“‘Use it up. Make it do. Do without.’ Back then, it was a way of life.”

By Doris Reinke

Contributor

      It is referred to as a “recession” today. Back in the 1930s it was called the “Depression.”

      An old timer (and that expression means someone who is elderly enough to have been a child in the ‘30s) has a difficult time regarding the present day hard times with those that they remember from their childhood.

      Instead of inflation, there was deflation. Anyone who had some kind of a job, even at 25 cents per hour, could manage to survive because prices in stores were very low accordingly.
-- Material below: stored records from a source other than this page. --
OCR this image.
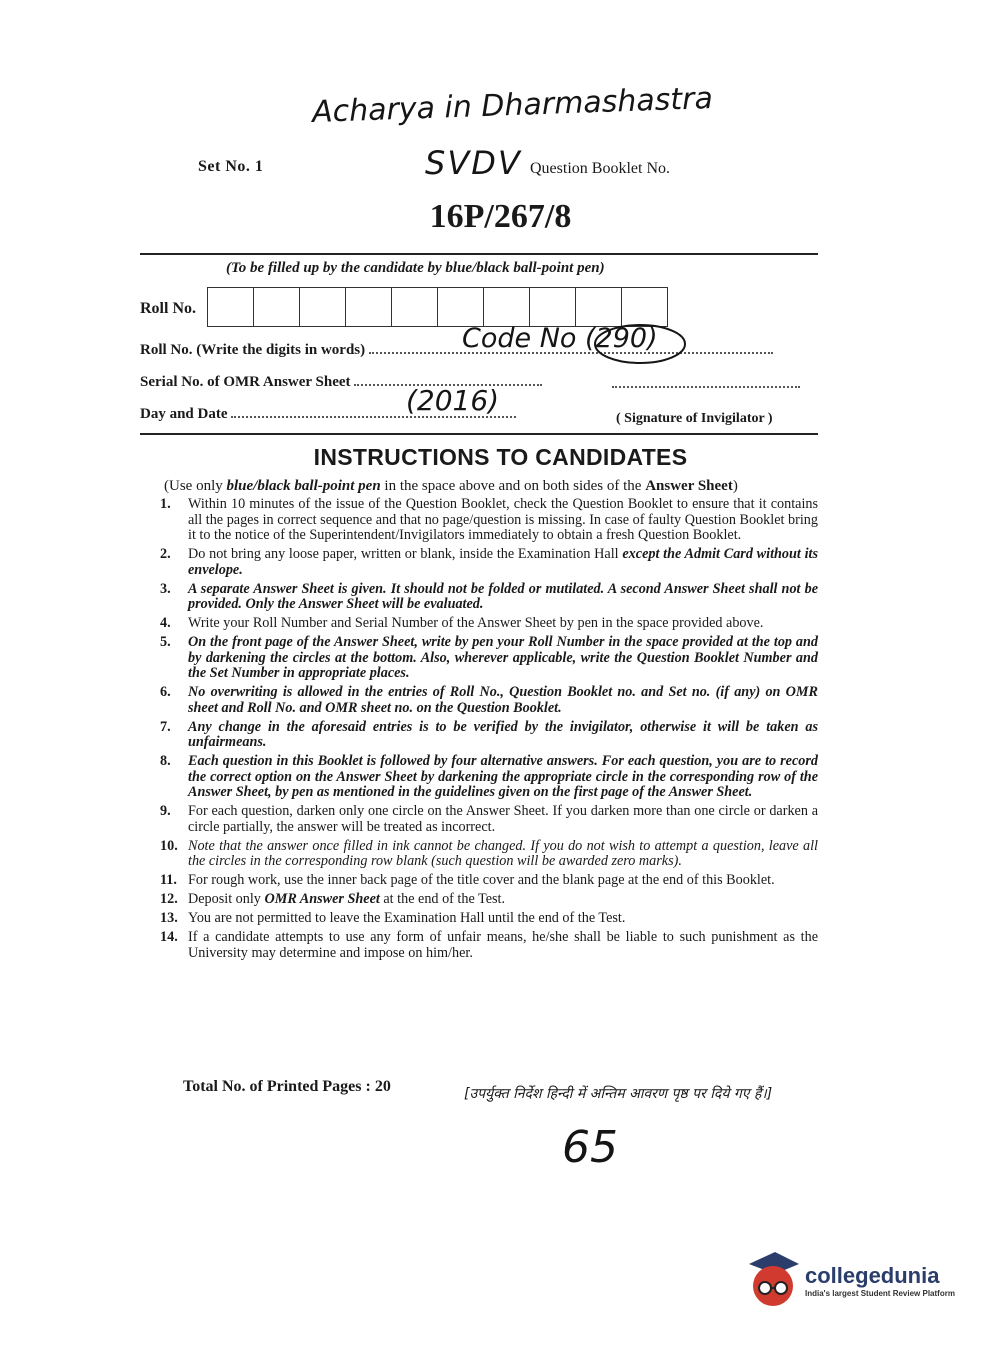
Acharya in Dharmashastra
Set No. 1	SVDV Question Booklet No.
16P/267/8
(To be filled up by the candidate by blue/black ball-point pen)
Roll No.
Roll No. (Write the digits in words)	Code No (290)
Serial No. of OMR Answer Sheet
(2016)
Day and Date	( Signature of Invigilator )
INSTRUCTIONS TO CANDIDATES
(Use only blue/black ball-point pen in the space above and on both sides of the Answer Sheet)
1.	Within 10 minutes of the issue of the Question Booklet, check the Question Booklet to ensure that it contains all the pages in correct sequence and that no page/question is missing. In case of faulty Question Booklet bring it to the notice of the Superintendent/Invigilators immediately to obtain a fresh Question Booklet.
2.	Do not bring any loose paper, written or blank, inside the Examination Hall except the Admit Card without its envelope.
3.	A separate Answer Sheet is given. It should not be folded or mutilated. A second Answer Sheet shall not be provided. Only the Answer Sheet will be evaluated.
4.	Write your Roll Number and Serial Number of the Answer Sheet by pen in the space provided above.
5.	On the front page of the Answer Sheet, write by pen your Roll Number in the space provided at the top and by darkening the circles at the bottom. Also, wherever applicable, write the Question Booklet Number and the Set Number in appropriate places.
6.	No overwriting is allowed in the entries of Roll No., Question Booklet no. and Set no. (if any) on OMR sheet and Roll No. and OMR sheet no. on the Question Booklet.
7.	Any change in the aforesaid entries is to be verified by the invigilator, otherwise it will be taken as unfairmeans.
8.	Each question in this Booklet is followed by four alternative answers. For each question, you are to record the correct option on the Answer Sheet by darkening the appropriate circle in the corresponding row of the Answer Sheet, by pen as mentioned in the guidelines given on the first page of the Answer Sheet.
9.	For each question, darken only one circle on the Answer Sheet. If you darken more than one circle or darken a circle partially, the answer will be treated as incorrect.
10. Note that the answer once filled in ink cannot be changed. If you do not wish to attempt a question, leave all the circles in the corresponding row blank (such question will be awarded zero marks).
11. For rough work, use the inner back page of the title cover and the blank page at the end of this Booklet.
12. Deposit only OMR Answer Sheet at the end of the Test.
13. You are not permitted to leave the Examination Hall until the end of the Test.
14. If a candidate attempts to use any form of unfair means, he/she shall be liable to such punishment as the University may determine and impose on him/her.
Total No. of Printed Pages : 20	[उपर्युक्त निर्देश हिन्दी में अन्तिम आवरण पृष्ठ पर दिये गए हैं।]
65
collegedunia
India's largest Student Review Platform
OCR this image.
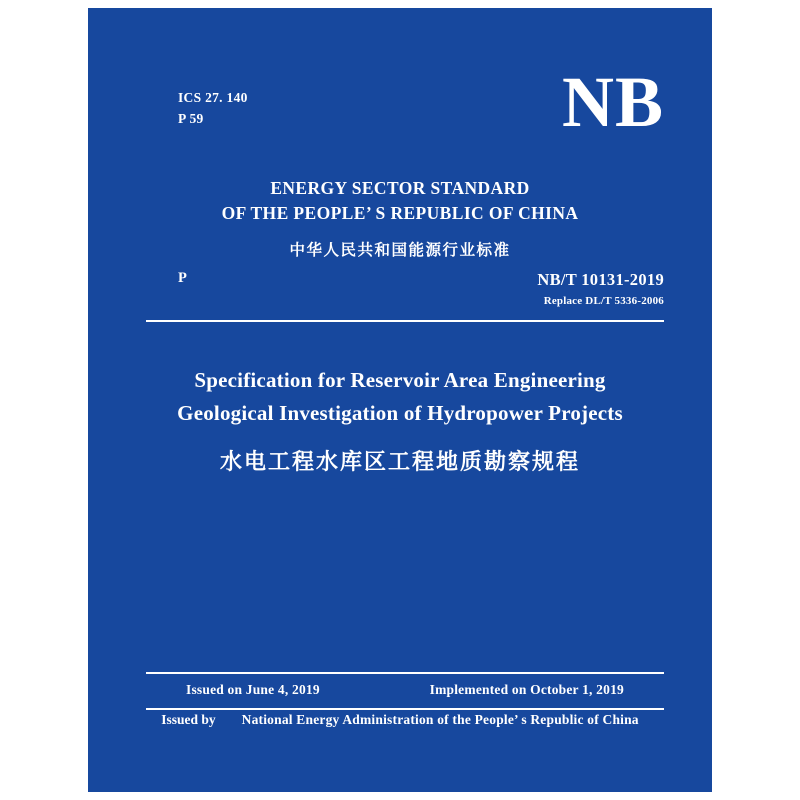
ICS 27. 140
P 59	NB
ENERGY SECTOR STANDARD
OF THE PEOPLE’ S REPUBLIC OF CHINA
中华人民共和国能源行业标准
P	NB/T 10131-2019
Replace DL/T 5336-2006
Specification for Reservoir Area Engineering
Geological Investigation of Hydropower Projects
水电工程水库区工程地质勘察规程
Issued on June 4, 2019	Implemented on October 1, 2019
Issued by National Energy Administration of the People’ s Republic of China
The advertisements in a 1937 edition of the local newspaper provide a glimpse of conditions then.

      Examples:

      Kroger’s Grocery Store – bananas, five pounds for 25 cents; lemons, 25 cents per dozen

      National Tea Store – lettuce, two heads for 13 cents

      Pfaffenberger’s Grocery – cornflakes on sale at two boxes for 19 cents; smoked ham at 19 cents a pound

      Palenshus’ Model Market – two pounds of hamburger at 29 cents; 10 bars P&G soap at 39 cents

      The Mode in the Loraine Hotel offered dresses for $1.

      The Chicago Store had dresses for $1.19.

      The Fashion Beauty Shop charged $3.50 for a permanent.

      Gamble store offered a Coronado wringer-washing machine at $32.95.

      Corey’s Food Market sold coffee for 25 cents a pound and gave away a free cereal bowl with it.

      All of these stores were downtown of course.

      One feature of that long-ago depression was similar to this recession – the problem of the homeless.

      Major cities, which had thrived on heavy manufacturing then, found themselves with unemployment rates of 40 to 50 percent. Many of the workers became homeless and walked or hitchhiked from one city to another seeking some kind of a job.

      A large portion of them hitched a ride in the freight cars of the then numerous trains.

      The city of Elkhorn set up a Tramp Shelter down by the tracks, which was known as “Hotel Deluxe.” The old building, which was empty in the daytime, had double bunks the full length of one room and had a wood stove which provided heat and a cooking surface.

      Tramps, as they were called, had to be out of town by early morning. Nightly and morning checkups by the police made sure this rule was enforced.

      It was a very difficult period in the nation’s time because there were no safety nets as there are today.

      There was no Medicare or Medicaid, no unemployment compensation, no free school lunches, no student loans or scholarships, and no social security payments.

      In desperation, a meager system of “Relief” was set up.

      It provided no money, only a supply of basic food. By basic, this meant flour, sugar, condensed milk, canned vegetables and canned fruit.

      Vouchers allowed a family to obtain coats and shoes, which were specifically labeled for “Relief” customers. A caseworker visited each family monthly to make sure they still qualified for help.

      It is often remarked that the people who went through the 1930s Depression are different. They have never forgotten the slogan which proclaimed:

                  Use it up.

                  Make it do.

                  Do without.

      Back then, it was a way of life.

      Doris Reinke is a Walworth County historian, docent at the Webster House Museum, 9 E. Rockwell St., Elkhorn, and retired educator.